No to teraz, które realia były trudniejsze: komunistycznego spętania przez cenzurę czy wolności, ale okupionej brutalnym kapitalizmem?

„Oley”:
Dla mnie podstawową różnicą dzielącą te 2 opcje jest kwestia przeciwnika! W starym systemie wróg był jeden, łatwy do zidentyfikowania i określenia, metody wypracowane przez lata do walki z nim były niezmienne. W tej chwili wrogów jest więcej, każdy z nich działa w bardzo zakamuflowany sposób. Pojawiło się mnóstwo opcjonalnych sytuacji, w których ciężko odnaleźć bezpieczny grunt. Teraz jest dużo trudniej.

Wielokrotnie pytany o swoje idee w pojmowaniu rzeczywistości odnosisz się do metafory z piętrami. Będąc młodym, stojąc na najniższym piętrze, widzimy syf świata, ale w bardzo wąskim spektrum, z wiekiem stajemy wyżej, brudu już nie ma, ale zwiększa się pole widzenia. No to jak z obecnego piętra oceniasz kondycję społeczną i polityczną naszej rzeczywistości?

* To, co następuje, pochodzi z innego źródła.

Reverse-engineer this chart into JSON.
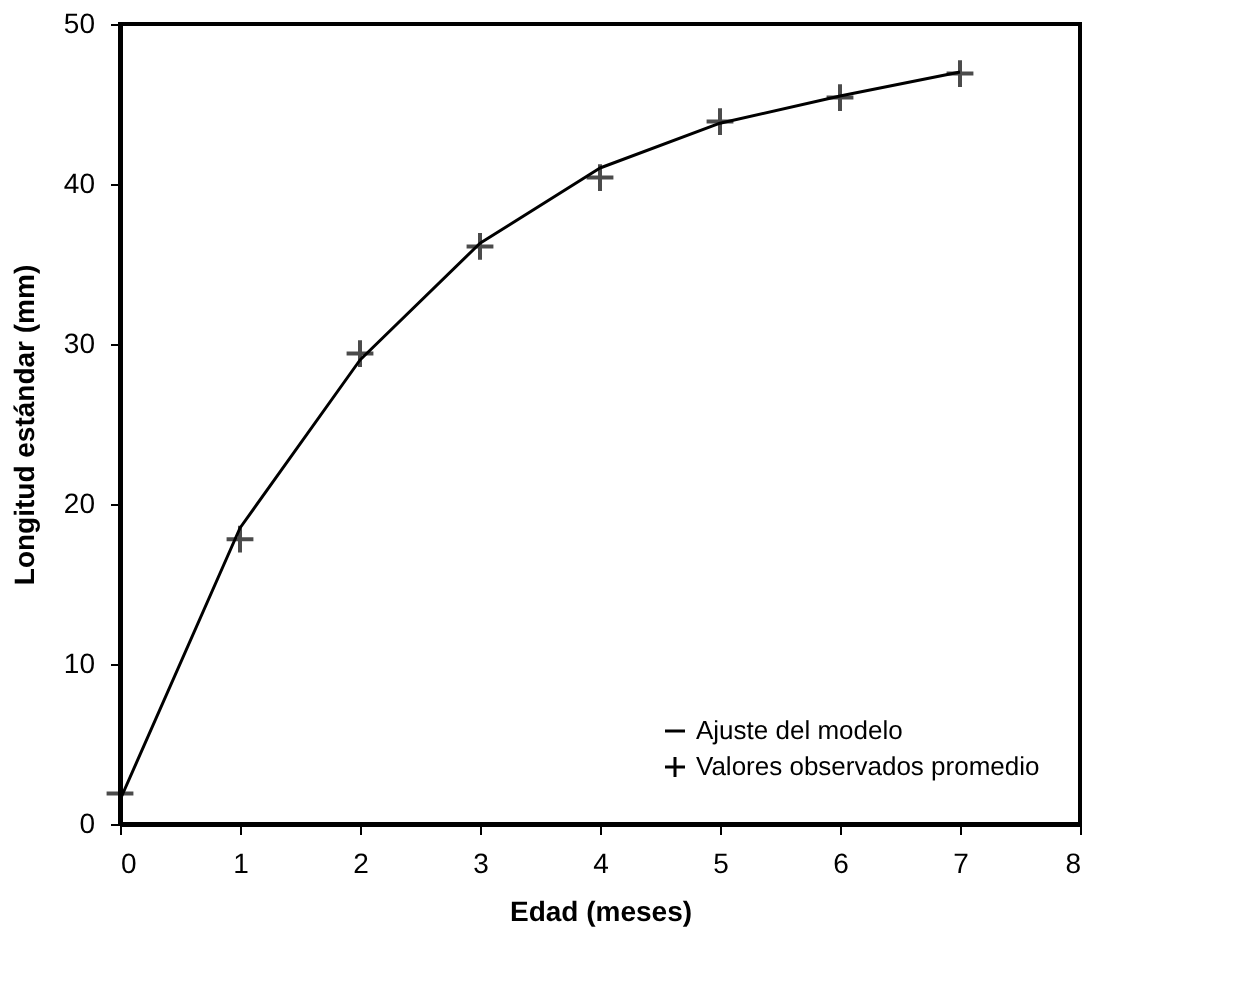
{
  "chart_data": {
    "type": "line",
    "xlabel": "Edad (meses)",
    "ylabel": "Longitud estándar (mm)",
    "xlim": [
      0,
      8
    ],
    "xticks": [
      0,
      1,
      2,
      3,
      4,
      5,
      6,
      7,
      8
    ],
    "ylim": [
      0,
      50
    ],
    "yticks": [
      0,
      10,
      20,
      30,
      40,
      50
    ],
    "grid": false,
    "legend": "bottom right",
    "series": [
      {
        "name": "Ajuste del modelo",
        "marker": "none",
        "line_style": "solid",
        "color": "#000000",
        "x": [
          0,
          1,
          2,
          3,
          4,
          5,
          6,
          7
        ],
        "values": [
          1.5,
          18.5,
          29,
          36.3,
          41,
          43.8,
          45.5,
          47
        ]
      },
      {
        "name": "Valores observados promedio",
        "type": "scatter",
        "marker": "cross",
        "color": "#000000",
        "x": [
          0,
          1,
          2,
          3,
          4,
          5,
          6,
          7
        ],
        "values": [
          1.9,
          17.8,
          29.4,
          36.1,
          40.4,
          43.9,
          45.4,
          46.9
        ]
      }
    ]
  }
}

„Oley”: W tej chwili trzeba być bardzo wytrwałym, mieć jasno określony cel i czasami stosować różne, niekiedy niemoralne chwyty, żeby sobie poradzić. Ja mam tylko nadzieję, że moja córka, i wielu ludzi w jej wieku, w zderzeniu ze współczesną rzeczywistością da sobie radę i nie będzie musiała ich stosować. W dzisiejszych czasach trzeba zdać zdecydowanie więcej egzaminów, spełniać dużo więcej wymagań, żeby zostać zaakceptowanym!

Zespół bardzo aktywnie włączył się w społeczność facebookową. Jesteście wręcz nadprogramowo aktywni, sami zarządzacie swoją stroną internetową i fanpagem. Takie działania mają miarodajne efekty w promocji zespołu?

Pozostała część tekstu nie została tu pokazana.